2. Look at places like the surgery center of Oklahoma for total cost packages for various procedures. Start using sites like that to ask your more local provider why their price is so much higher than this oklahoma factility. Tell them you can get a plane ticket for a few hundred dollars and still save thousands over using them, ask them to consider a reduction in price.
3. Ask them if they offer self-pay discounts, cash discounts, up front payment discounts, etc. If you still have regular insurance it can sometimes be cheaper to not run the procedure through insurance at all, just pay cash. For Samaritan members we do this anyway because we are self pay and thus can sometimes get discounts even better than insurance has negoitated. Sometimes not. It depends on the facility.

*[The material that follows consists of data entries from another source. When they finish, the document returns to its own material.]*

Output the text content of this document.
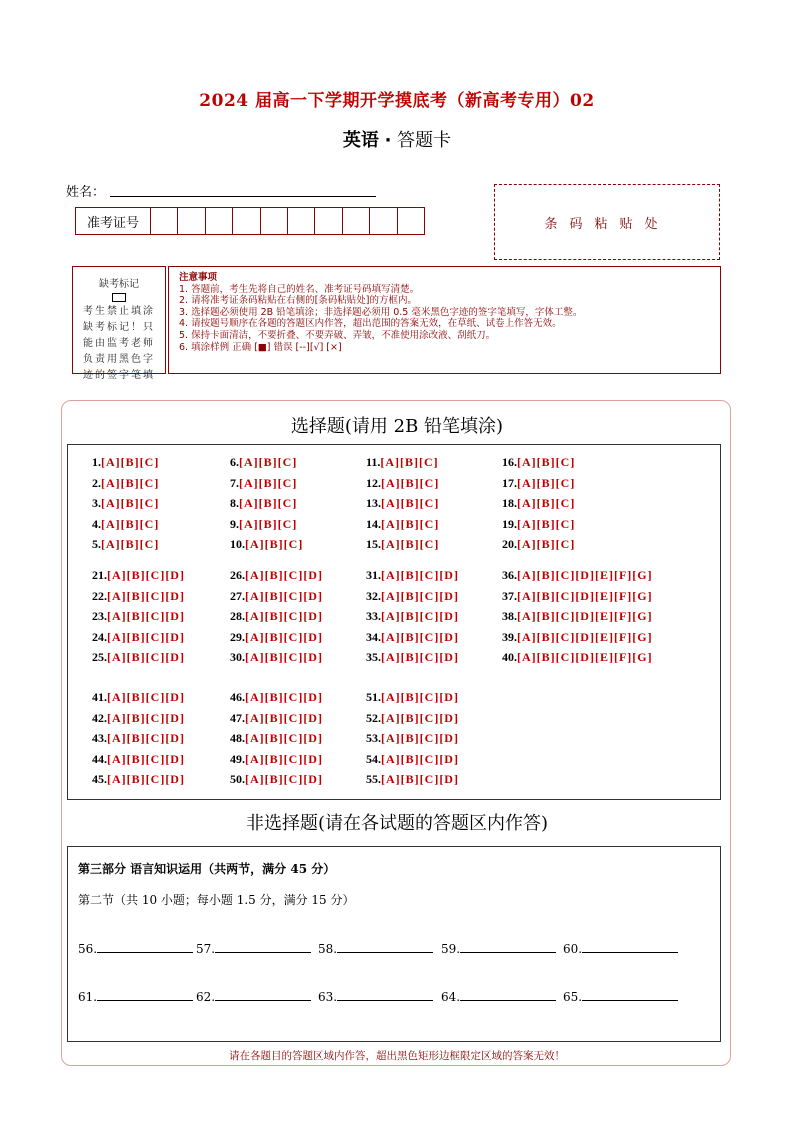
2024 届高一下学期开学摸底考（新高考专用）02
英语 · 答题卡
姓名：
准考证号	条码粘贴处
缺考标记
考生禁止填涂缺考标记！只能由监考老师负责用黑色字迹的签字笔填
注意事项
1. 答题前，考生先将自己的姓名、准考证号码填写清楚。
2. 请将准考证条码粘贴在右侧的[条码粘贴处]的方框内。
3. 选择题必须使用 2B 铅笔填涂；非选择题必须用 0.5 毫米黑色字迹的签字笔填写，字体工整。
4. 请按题号顺序在各题的答题区内作答，超出范围的答案无效，在草纸、试卷上作答无效。
5. 保持卡面清洁，不要折叠、不要弄破、弄皱，不准使用涂改液、刮纸刀。
6. 填涂样例 正确 [■] 错误 [--][√] [×]
选择题(请用 2B 铅笔填涂)
1.[A][B][C]
2.[A][B][C]
3.[A][B][C]
4.[A][B][C]
5.[A][B][C]
6.[A][B][C]
7.[A][B][C]
8.[A][B][C]
9.[A][B][C]
10.[A][B][C]
11.[A][B][C]
12.[A][B][C]
13.[A][B][C]
14.[A][B][C]
15.[A][B][C]
16.[A][B][C]
17.[A][B][C]
18.[A][B][C]
19.[A][B][C]
20.[A][B][C]
21.[A][B][C][D]
22.[A][B][C][D]
23.[A][B][C][D]
24.[A][B][C][D]
25.[A][B][C][D]
26.[A][B][C][D]
27.[A][B][C][D]
28.[A][B][C][D]
29.[A][B][C][D]
30.[A][B][C][D]
31.[A][B][C][D]
32.[A][B][C][D]
33.[A][B][C][D]
34.[A][B][C][D]
35.[A][B][C][D]
36.[A][B][C][D][E][F][G]
37.[A][B][C][D][E][F][G]
38.[A][B][C][D][E][F][G]
39.[A][B][C][D][E][F][G]
40.[A][B][C][D][E][F][G]
41.[A][B][C][D]
42.[A][B][C][D]
43.[A][B][C][D]
44.[A][B][C][D]
45.[A][B][C][D]
46.[A][B][C][D]
47.[A][B][C][D]
48.[A][B][C][D]
49.[A][B][C][D]
50.[A][B][C][D]
51.[A][B][C][D]
52.[A][B][C][D]
53.[A][B][C][D]
54.[A][B][C][D]
55.[A][B][C][D]
非选择题(请在各试题的答题区内作答)
第三部分 语言知识运用（共两节，满分 45 分）
第二节（共 10 小题；每小题 1.5 分，满分 15 分）
56.	57.	58.	59.	60.
61.	62.	63.	64.	65.
请在各题目的答题区域内作答，超出黑色矩形边框限定区域的答案无效！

The point is there’s no reason to accept the first price they shoot you, especially if it sounds high. You’re probably being quoted the chargemaster rate, their list price, which almost no one pays unless they are being taken advantage of. Paying for your own healthcare is a lot closer to buying a car when you don’t have insurance companies in the mix. It’s negotiable. By keeping insurance companies out of it you are saving the hospital paperwork, headaches, and time. They can reward you for this with lower costs. Ask for it. Be polite, but don’t take their chargemaster rate and don’t take the first no as firm. Ask for the supervisor. Explain how you can help them get paid faster.
If enough of us start asking these questions and comparing services between facilities we can eventually drive down the cost.
One of my favorite sites for learning about how to do this is called selfpaypatient.com It’s a great blog, with a new book out by the author. Tons of info which is useful to members of healthcare sharing ministries and those who are just completely uninsured/uncovered.